My setup is as follows:
- Rstudio-server installed in ubuntu 12.04, on a vmmare player virtual machine.
- I access the r session from firefox, on a windows 7 installation.
I leave the program running overnight, and come back to find the following error messagein the rstudio interface:
The previous R session was abnormally terminated due to an unexpected crash. You may have lost workspace data as a result of this crash.

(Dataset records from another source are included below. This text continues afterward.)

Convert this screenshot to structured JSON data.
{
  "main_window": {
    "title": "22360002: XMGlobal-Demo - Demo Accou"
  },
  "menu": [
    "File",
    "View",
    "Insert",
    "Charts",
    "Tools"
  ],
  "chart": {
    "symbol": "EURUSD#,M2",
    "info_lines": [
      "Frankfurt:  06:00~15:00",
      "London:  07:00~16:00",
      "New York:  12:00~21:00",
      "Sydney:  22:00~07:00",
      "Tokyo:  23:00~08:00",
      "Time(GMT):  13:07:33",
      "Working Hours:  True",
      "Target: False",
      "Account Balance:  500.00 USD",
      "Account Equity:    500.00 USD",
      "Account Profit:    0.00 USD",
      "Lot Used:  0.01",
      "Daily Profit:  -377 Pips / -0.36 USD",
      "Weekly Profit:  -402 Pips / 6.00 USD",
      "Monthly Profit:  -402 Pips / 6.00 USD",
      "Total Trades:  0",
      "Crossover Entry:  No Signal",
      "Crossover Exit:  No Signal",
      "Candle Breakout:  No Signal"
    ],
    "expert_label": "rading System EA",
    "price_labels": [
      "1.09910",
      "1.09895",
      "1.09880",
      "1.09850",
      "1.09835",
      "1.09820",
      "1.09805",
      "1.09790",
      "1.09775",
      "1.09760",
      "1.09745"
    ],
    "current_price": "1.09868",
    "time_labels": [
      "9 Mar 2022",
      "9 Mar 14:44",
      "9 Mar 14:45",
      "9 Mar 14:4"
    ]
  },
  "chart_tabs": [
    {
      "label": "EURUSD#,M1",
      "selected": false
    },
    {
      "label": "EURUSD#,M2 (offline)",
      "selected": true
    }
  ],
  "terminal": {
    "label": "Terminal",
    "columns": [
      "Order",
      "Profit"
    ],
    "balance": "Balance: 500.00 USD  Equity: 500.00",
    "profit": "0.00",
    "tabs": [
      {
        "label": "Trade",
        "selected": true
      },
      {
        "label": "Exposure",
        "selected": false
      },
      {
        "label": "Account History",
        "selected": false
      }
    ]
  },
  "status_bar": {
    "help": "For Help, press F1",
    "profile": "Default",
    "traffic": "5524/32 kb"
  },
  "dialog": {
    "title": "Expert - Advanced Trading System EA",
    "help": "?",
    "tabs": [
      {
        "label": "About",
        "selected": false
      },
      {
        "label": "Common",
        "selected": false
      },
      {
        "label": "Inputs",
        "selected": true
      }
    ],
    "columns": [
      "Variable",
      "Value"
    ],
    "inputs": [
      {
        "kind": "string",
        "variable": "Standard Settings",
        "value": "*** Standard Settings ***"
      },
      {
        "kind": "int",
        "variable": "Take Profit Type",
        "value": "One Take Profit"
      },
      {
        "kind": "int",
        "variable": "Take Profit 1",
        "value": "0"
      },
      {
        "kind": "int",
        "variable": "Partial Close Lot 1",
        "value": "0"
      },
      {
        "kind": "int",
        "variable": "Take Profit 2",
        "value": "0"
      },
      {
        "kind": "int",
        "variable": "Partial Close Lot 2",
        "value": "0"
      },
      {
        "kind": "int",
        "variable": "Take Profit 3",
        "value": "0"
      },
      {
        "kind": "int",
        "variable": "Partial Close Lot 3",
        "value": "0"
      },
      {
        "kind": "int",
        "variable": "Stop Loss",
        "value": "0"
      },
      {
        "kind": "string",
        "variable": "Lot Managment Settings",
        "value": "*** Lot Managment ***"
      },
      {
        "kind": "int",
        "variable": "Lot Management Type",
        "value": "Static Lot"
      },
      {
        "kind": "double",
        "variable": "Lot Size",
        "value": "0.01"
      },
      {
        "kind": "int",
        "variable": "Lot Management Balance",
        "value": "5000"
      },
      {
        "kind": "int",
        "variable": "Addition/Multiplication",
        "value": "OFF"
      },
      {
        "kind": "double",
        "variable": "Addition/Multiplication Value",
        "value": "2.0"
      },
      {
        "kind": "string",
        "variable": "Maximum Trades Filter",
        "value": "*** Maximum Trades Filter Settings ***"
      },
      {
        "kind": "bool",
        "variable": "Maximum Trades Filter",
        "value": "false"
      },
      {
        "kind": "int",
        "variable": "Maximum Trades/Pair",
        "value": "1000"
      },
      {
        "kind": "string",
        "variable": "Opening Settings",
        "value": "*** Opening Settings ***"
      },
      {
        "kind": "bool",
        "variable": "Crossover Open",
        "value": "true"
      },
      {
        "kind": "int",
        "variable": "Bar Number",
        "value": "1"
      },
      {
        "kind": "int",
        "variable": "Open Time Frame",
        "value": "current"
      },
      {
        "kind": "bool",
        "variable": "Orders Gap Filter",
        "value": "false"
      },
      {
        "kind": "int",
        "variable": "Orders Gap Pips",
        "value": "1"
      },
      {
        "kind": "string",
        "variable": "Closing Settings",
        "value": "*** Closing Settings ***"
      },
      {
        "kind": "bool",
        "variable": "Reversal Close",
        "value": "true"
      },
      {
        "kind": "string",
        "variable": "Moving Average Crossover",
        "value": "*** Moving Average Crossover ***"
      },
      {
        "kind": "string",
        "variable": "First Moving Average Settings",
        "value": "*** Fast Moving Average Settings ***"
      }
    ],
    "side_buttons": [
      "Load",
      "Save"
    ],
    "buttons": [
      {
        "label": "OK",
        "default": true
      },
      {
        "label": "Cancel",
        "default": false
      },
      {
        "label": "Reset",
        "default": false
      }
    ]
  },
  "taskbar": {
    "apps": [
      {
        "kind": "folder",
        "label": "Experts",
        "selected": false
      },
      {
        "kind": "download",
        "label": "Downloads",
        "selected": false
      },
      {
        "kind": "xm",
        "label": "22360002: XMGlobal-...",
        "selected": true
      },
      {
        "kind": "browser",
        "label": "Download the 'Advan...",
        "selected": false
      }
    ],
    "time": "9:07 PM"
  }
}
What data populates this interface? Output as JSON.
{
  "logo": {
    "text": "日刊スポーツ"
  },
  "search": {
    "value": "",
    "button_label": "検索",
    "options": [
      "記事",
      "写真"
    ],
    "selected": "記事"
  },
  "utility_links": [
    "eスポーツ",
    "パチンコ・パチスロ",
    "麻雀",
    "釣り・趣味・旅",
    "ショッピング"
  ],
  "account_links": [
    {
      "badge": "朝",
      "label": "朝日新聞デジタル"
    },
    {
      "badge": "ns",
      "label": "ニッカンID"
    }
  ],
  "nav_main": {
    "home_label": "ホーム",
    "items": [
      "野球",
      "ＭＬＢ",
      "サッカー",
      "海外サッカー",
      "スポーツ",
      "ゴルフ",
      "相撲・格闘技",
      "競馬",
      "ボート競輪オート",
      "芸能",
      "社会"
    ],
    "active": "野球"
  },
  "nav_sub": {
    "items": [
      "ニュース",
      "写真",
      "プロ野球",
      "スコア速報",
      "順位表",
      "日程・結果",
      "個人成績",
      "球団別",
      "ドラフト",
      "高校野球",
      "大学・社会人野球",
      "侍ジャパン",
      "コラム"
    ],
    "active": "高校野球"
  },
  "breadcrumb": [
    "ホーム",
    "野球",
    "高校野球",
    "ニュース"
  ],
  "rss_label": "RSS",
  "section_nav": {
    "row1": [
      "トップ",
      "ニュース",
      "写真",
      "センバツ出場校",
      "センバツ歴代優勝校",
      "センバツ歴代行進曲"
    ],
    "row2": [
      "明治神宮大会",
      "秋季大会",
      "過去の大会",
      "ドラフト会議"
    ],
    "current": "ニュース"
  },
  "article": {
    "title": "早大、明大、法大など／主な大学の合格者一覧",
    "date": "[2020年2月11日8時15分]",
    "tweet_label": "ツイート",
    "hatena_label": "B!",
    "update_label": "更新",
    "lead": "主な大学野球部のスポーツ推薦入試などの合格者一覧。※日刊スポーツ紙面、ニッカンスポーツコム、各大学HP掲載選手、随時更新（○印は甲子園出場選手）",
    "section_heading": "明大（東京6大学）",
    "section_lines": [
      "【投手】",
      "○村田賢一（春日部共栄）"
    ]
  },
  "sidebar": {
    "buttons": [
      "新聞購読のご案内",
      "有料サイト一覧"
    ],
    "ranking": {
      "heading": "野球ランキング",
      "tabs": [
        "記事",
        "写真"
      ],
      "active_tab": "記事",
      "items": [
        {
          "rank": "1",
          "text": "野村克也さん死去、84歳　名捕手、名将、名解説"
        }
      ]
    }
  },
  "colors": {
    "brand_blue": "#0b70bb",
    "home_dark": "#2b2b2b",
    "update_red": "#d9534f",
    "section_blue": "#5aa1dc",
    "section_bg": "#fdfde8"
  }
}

It appears that the following code is causing the problem (not a reproducible sample). The code takes a list of regression formulas (about 250k), a data frame of 1500 rows by 70 columns, and also allows you to specify the number of cores to be used in the calculation:
get_models_rsquared = function(combination_formula,df,cores = 1){
if (cores == "ALL"){cores <- detectCores()}
require(parallel) #if parallel processing is not required, mclapply should be changed to lapply.
#using mclapply to calculate linear models in parallel,
#storing adjusted r-squared and number of missing rows in a list
combination_fitted_models_rsq = mclapply(seq_along(combination_formula), function(i)
list(summary(lm(data = df, combination_formula[[i]]))$adj.r.squared,
length(summary(lm(data = df, combination_formula[[i]]))$na.action)), mc.cores = cores )
#now store the adjusted r-squared and missing rows of data
temp_1 = lapply(seq_along(combination_fitted_models_rsq), function(i)
combination_fitted_models_rsq[[i]][[1]])
temp_1 = as.numeric(temp_1)
temp_2 = lapply(seq_along(combination_fitted_models_rsq), function(i)
combination_fitted_models_rsq[[i]][[2]])
temp_2 = as.numeric(temp_2)
#this is the problematic line
temp_3 = lapply(seq_along(combination_formula), function(i) {
length(attributes(terms.formula(combination_formula[[i]]))$term.labels)
}#tells you number of predictors in each formula used for linear regression
)#end lapply
result = data.frame(temp_1,temp_2,temp_3)
names(result) = c("rsquared","length.na","number_of_terms")
return(result)
}
The calculation of temp_3
seems to give the problems when the function is called. However, it all works properly if you take the code for temp_3
out of the function and calculate it after running the function.